Naître en 1941 à l’embouchure de deux mondes, grandir à la frontière de plusieurs langues, quelque part entre Trieste et Istrie, à Koper, vivre, enfin, toutes les aventures de cette « Europe centrale, lieux terribles, sentimentaux/catastrophe totale » ... Etre Tomaz Salamun. Peintre conceptuel, historien de l’art en Yougoslavie quand la Slovénie en faisait partie, universitaire en mission à Iowa City : est-il influencé par cette école des poètes de New York, la « poétique du langage » ? : traducteur, enseignant dans une école de campagne et vendeur dans son pays, attaché culturel de l’ambassade slovène à New York...
Dans sa préface étonnante à ce livre, Jacques Roubaud raconte Tomaz Salamun dans 101 vers. Chacun commence par le nom du poète et reprend un syntagme, un fragment de sens de plusieurs poèmes. Un retour éternel du poème sur lui-même : il est ce qu’il est.

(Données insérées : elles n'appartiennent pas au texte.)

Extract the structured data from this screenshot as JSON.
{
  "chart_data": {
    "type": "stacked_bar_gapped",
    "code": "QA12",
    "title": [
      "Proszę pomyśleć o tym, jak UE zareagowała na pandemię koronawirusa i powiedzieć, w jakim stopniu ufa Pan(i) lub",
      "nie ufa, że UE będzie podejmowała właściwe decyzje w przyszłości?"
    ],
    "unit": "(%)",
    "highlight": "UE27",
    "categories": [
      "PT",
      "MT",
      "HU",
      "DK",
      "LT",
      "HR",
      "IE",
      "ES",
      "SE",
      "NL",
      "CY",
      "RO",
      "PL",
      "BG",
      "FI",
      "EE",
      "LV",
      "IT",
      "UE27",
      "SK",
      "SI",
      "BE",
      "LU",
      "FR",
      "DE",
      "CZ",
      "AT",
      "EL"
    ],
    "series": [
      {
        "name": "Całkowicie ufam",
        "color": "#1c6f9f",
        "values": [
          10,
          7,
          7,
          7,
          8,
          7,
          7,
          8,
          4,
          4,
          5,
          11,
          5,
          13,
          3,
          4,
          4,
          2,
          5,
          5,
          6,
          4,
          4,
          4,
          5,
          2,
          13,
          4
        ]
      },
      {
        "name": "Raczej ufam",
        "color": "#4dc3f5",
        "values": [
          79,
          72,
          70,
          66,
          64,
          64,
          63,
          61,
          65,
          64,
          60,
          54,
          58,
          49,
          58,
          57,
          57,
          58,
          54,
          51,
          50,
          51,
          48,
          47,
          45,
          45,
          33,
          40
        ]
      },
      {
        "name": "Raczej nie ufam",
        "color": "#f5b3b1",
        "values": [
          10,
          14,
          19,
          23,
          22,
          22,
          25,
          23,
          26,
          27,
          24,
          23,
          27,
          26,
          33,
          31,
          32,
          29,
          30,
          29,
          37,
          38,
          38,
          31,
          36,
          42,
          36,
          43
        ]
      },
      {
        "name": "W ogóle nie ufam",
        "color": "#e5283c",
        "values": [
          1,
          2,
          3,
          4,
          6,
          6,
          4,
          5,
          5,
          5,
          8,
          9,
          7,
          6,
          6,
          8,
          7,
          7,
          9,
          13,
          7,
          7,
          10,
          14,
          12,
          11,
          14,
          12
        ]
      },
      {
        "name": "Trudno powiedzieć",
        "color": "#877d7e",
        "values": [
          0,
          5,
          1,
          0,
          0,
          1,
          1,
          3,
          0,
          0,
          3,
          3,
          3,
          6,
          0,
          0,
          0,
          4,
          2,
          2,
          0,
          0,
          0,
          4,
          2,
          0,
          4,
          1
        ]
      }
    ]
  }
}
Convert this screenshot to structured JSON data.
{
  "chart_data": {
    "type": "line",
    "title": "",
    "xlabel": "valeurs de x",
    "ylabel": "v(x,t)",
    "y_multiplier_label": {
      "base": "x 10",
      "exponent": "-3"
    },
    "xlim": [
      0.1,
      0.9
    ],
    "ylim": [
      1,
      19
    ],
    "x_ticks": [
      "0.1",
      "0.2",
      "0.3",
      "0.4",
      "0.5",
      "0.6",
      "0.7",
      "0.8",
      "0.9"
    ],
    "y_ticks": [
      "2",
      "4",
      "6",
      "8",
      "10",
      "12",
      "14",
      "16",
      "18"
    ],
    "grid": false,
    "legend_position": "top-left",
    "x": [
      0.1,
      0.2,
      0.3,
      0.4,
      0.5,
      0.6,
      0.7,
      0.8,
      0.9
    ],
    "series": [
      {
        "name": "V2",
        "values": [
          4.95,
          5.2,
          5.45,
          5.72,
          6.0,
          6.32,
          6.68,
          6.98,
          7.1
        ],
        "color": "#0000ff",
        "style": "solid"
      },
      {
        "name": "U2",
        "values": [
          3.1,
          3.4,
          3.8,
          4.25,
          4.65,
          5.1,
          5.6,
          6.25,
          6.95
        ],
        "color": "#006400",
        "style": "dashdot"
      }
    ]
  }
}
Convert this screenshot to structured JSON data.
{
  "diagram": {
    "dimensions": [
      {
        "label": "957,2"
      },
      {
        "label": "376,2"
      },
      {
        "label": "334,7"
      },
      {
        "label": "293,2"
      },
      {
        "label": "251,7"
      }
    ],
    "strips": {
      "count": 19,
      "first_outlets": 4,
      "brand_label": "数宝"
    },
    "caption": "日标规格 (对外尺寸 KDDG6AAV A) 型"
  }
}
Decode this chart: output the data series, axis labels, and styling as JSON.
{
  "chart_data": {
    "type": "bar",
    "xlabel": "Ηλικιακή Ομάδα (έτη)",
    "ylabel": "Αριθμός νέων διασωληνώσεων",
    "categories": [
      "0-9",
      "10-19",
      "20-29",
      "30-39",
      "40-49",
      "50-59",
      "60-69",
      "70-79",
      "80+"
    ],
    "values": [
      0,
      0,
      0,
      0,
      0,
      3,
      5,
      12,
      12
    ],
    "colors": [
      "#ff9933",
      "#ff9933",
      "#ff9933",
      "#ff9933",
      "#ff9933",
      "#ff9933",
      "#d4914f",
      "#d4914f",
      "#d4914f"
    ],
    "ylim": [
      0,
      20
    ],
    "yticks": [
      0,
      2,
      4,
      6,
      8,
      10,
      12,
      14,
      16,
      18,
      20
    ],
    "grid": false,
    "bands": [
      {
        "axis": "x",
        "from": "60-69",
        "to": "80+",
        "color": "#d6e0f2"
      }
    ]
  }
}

Tomaz Salamun intègre ce sens secret d’un monde poétique sans limites, sensuel et cérébral, naïf et érudit, abscons et explicite, quotidien et céleste, naturel et artificiel. Traversé par toute la culture de l’humanité : les petits pays ont cet avantage-là : et libre en même temps. On le suit dans ses topographies fumantes, « loin de la forêt, sur les épicéas, des rubans colorés./Les épicéas sont enneigés, mais aucune luge » ; on s’accroche à ses règnes animaux fabuleux, à ses végétaux
obsessionnels, à ses itinéraires mystérieux, « Tomaz Salamun est un monstre./Tomaz Salamun est un boulet roulant dans les airs. Personne ne connaît son orbite » ...
« Je donne des coups de tête aux anges,/ en pleine bouche, et je les tue et je les enfante, car j’écris. » Il reste insaisissable, car la parole lui appartient et il joue avec, ivre de ses rythmes, il se descend, il se tue, il nous regarde de la hauteur de sa tâche de Poète, de son « temps vertical » . Révolté contre sa « tribu » qui a oublié le goût de la liberté, mais amoureux perpétuel, Tomaz Salamun a le don du partage. Sa parole, qui est son corps, sa vie, il nous l’offre dans un acte de grâce, de générosité qui fait l’âme de ce livre : « J’espère tenir le coup,/ pouvoir éternellement rendre tout cet amour. »
Tomaz Salamun , Poèmes choisis , présentation par Robert Hass, préface de Jacques Roubaud, traduits du slovène par Mireille Robin et Zdenka Stimac, avec l’auteur.